Members of the nation's clubs took part in a Road To Peace Committee as part of their third Peace Conference, with expert panelists from the US and The Bahamas.
One of the panelists was Dr Sandra Dean-Patterson, founder of the Bahamas Crisis Centre, which has been operating since 1982.
She and a band of volunteers work with the Ministry of Social Services, the police and hospital personnel to be a refuge for people who find themselves in abusive situations.
The centre has received twice as many calls since the lockdown began in March, compared to what they received in 2019 during the same time period.
While the high volume of calls this year is frightening enough, the incidents that make people reach out to the Crisis Centre for help are not new. In an IDB report from 2016, The Bahamas had the most reported incidents of domestic violence in the Caribbean, an area that already leads the world statistically in gender-based violence.
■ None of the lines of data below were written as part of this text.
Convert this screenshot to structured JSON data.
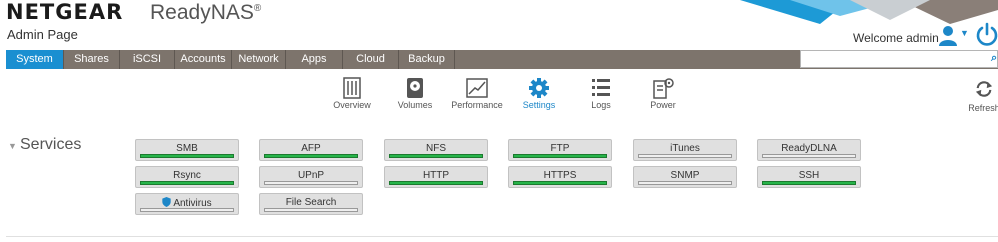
{
  "header": {
    "brand": "NETGEAR",
    "product": "ReadyNAS",
    "product_mark": "®",
    "subtitle": "Admin Page",
    "welcome": "Welcome admin"
  },
  "nav": {
    "tabs": [
      {
        "label": "System",
        "active": true
      },
      {
        "label": "Shares"
      },
      {
        "label": "iSCSI"
      },
      {
        "label": "Accounts"
      },
      {
        "label": "Network"
      },
      {
        "label": "Apps"
      },
      {
        "label": "Cloud"
      },
      {
        "label": "Backup"
      }
    ]
  },
  "toolbar": {
    "items": [
      {
        "label": "Overview",
        "icon": "overview-icon"
      },
      {
        "label": "Volumes",
        "icon": "volumes-icon"
      },
      {
        "label": "Performance",
        "icon": "performance-icon"
      },
      {
        "label": "Settings",
        "icon": "settings-icon",
        "active": true
      },
      {
        "label": "Logs",
        "icon": "logs-icon"
      },
      {
        "label": "Power",
        "icon": "power-settings-icon"
      }
    ],
    "refresh_label": "Refresh"
  },
  "services": {
    "title": "Services",
    "items": [
      {
        "name": "SMB",
        "enabled": true
      },
      {
        "name": "AFP",
        "enabled": true
      },
      {
        "name": "NFS",
        "enabled": true
      },
      {
        "name": "FTP",
        "enabled": true
      },
      {
        "name": "iTunes",
        "enabled": false
      },
      {
        "name": "ReadyDLNA",
        "enabled": false
      },
      {
        "name": "Rsync",
        "enabled": true
      },
      {
        "name": "UPnP",
        "enabled": false
      },
      {
        "name": "HTTP",
        "enabled": true
      },
      {
        "name": "HTTPS",
        "enabled": true
      },
      {
        "name": "SNMP",
        "enabled": false
      },
      {
        "name": "SSH",
        "enabled": true
      },
      {
        "name": "Antivirus",
        "enabled": false,
        "icon": "shield-icon"
      },
      {
        "name": "File Search",
        "enabled": false
      }
    ]
  },
  "colors": {
    "accent": "#1a8fd1",
    "nav_bar": "#7d746c",
    "enabled": "#27b44a",
    "disabled": "#efefef"
  }
}
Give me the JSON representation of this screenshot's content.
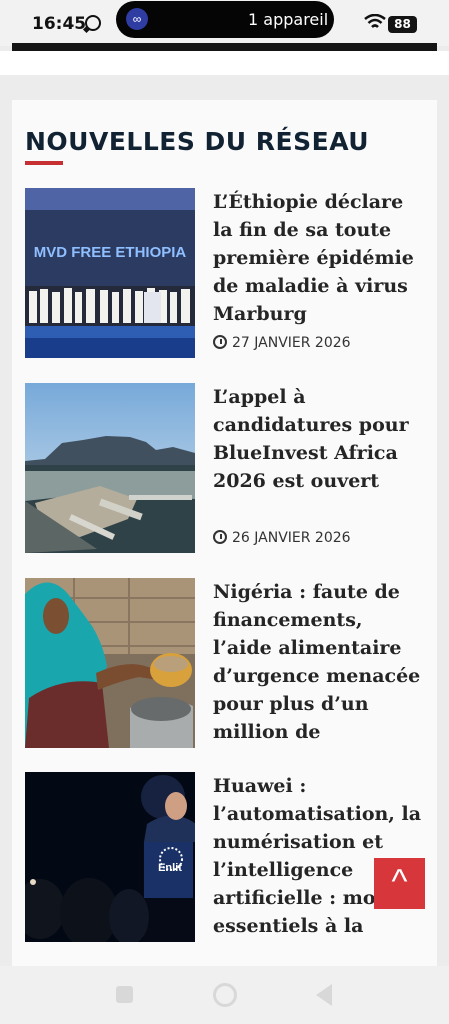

“What would be really good is to have a place where the perpetrator can be housed, particularly when a mother and children are involved,” said Dr Dean-Patterson, because many times there is a single offender but the victims are often women and their children. Re-housing a family is much more difficult than having a single person moved to another location.
A temporary place to house the offender would allow for intervention by a counsellor so that individual can be helped, she said. One such programme, now on hiatus due to COVID-19, is the 26-week GBV perpetrator counselling initiative run by the Catholic Church, which has reportedly helped many men who committed acts of violence against their partners.
When asked what the Crisis Centre most urgently needed, Dr Dean-Patterson said, “A national awareness campaign to raise consciousness and understanding about domestic violence. We need to confront the belief systems that fuel and underpin our tolerance and tacit acceptance of violence in intimate relationships.”
Another problem faced by victims of domestic violence is the processing of summons. The courts regard this as a civil matter, so when a summons is served for the accused to appear before a magistrate, the victim, often someone of limited means, needs to pay for that summons to be served. The Bahamas Crisis Centre believes that if bailiffs are entrusted to do this as they do in criminal matters, more domestic violence filings would find their way through the court system and hopefully be resolved.
There are real social, economic and political consequences for 'waiting on time’ to paraphrase Dr King, to solve this pervasive problem, said the Rotary Clubs in a statement. They added: "With a pandemic raging we can see the structural cracks in many of our institutions and the way challenges are often left unmet. We should not seek to just plaster them over and carry on as usual but make the changes necessary and build back better to embrace a more equitable society where everyone can live free from the fear of violence and abuse."